Hunter almost boxed Mary Spencer, now the WBA super-welterweight champion, before a last-minute injury ruled her out. Ill-fortune struck when a scheduled clash with Ema Kozin for the WBC and WBO super-welter titles fell through.
The Newcastle fighter though is convinced that now her luck must change. She thinks a bout with Mikaela Mayer or Lauren Price could happen in the future.
Hunter does expect Mayer to beat Spencer and hold titles at both welter and super-welterweight.
"I think Mikaela Mayer's work-rate's far too much. I personally think she'll be far too much for her. She might even stop her. Mary's old now, she is heavy handed so she'll be dangerous early on, but with work-rate and stuff like that I think it'll be a shutout performance," Hunter told Sky Sports.
"I'd love that [Mayer] fight. That would be a great fight for me. But let's just see."
Hunter added: "I believe Lauren is elite, elite, elite but I'd love to share the ring with her and listen, one punch changes everything. I do think Lauren has got a couple of things in her game which you could exploit. If that fight came about at super-welter, I would definitely take it.
"I know I do have the power to put people down. I think one punch can change anything."
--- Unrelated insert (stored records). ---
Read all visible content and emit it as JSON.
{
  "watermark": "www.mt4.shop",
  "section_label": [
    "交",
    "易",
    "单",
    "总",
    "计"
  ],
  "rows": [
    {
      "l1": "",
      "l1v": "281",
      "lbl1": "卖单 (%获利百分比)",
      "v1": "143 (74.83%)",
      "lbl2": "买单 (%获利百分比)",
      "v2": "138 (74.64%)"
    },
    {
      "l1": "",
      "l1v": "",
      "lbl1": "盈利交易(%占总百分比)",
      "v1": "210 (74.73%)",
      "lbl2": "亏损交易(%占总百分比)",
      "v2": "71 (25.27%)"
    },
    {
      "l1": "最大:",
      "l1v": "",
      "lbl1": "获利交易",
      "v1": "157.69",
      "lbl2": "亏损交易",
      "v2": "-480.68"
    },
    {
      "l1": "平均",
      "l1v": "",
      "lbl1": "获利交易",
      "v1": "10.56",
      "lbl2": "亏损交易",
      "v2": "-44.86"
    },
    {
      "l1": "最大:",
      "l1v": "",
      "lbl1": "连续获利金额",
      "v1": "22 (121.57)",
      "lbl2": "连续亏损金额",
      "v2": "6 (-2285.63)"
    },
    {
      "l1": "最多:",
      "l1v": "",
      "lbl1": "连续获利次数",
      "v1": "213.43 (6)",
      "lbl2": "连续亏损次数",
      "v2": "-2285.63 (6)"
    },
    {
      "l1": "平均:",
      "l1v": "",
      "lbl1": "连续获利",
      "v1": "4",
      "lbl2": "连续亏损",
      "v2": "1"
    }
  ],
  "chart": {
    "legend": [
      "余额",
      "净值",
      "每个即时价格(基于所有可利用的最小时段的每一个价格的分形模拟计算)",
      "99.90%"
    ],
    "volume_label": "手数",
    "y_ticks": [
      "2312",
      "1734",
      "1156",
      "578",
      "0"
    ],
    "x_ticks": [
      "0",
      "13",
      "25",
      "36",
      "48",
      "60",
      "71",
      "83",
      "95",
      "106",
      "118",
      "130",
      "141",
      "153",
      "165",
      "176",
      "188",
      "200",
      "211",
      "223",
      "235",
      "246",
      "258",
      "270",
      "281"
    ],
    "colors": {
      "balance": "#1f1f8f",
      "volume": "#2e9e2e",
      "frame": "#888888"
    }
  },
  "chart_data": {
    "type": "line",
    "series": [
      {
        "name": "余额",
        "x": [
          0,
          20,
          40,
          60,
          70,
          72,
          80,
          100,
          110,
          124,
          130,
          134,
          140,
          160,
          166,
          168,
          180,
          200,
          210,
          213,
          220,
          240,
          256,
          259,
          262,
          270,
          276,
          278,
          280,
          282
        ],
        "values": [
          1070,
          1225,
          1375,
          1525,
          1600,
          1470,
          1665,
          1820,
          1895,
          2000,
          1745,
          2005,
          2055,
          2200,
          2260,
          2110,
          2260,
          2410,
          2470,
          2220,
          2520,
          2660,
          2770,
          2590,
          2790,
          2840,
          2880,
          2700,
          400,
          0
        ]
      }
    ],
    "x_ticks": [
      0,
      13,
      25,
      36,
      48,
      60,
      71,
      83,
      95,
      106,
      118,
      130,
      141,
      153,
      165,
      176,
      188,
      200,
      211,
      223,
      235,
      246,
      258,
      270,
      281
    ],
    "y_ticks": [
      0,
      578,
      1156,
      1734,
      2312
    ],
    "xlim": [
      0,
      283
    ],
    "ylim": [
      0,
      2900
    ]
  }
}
For the Newcastle boxer it's still a triumph to simply get herself back in the ring. She'd been out of action since beating Kirstie Bavington in 2023.
"I was mandatory for the European [title]. I was waiting about for that, that didn't happen for the European. I ended up taking an opportunity in Canada as the B side against Mary Spencer," Hunter explained.
In her last spar before the Spencer fight she tore the UCL in her elbow and she could not get clearance to box.
"I trained for a while for that, that was a big fight," Hunter said. "Ema Kozin had beaten Hannah Rankin for the WBC, WBO [titles]. I remember getting the call: 'You've got the fight.' I'm crying, thinking all my dreams have come true.
"I trained for six months for that," she continued. "That fell through. You're talking 18 months. I had to make a comeback fight because I hadn't boxed for that long. I was going to jump on a York Hall bill, I was doing S&C with Savannah Marshall and Tom Aspinall and snapped my ACL in an S&C session six months ago. I've had to come back from that. It's been hell."
That athletic nightmare took a psychological toll. "Everything was going bad," she said. "You're losing sponsors. You're thinking I'm going to have to get a job, you haven't boxed for so long and then you're injured and then the injury's a potential career-ending one.
"I didn't even want to be here at one point," Hunter added. "It's just been really, really, really tough.
"I've also been diagnosed with ADHD, so that's a big thing as well. Dealing with this stuff, I feel emotions more than the normal person so it's been really hard to manage."
She's also been mourning close friend and fellow boxer Georgia O'Connor, who died from cancer.
"It's been a pretty heavy year," Hunter said. "The climb just begins now.
"Let's pray I get some good luck now."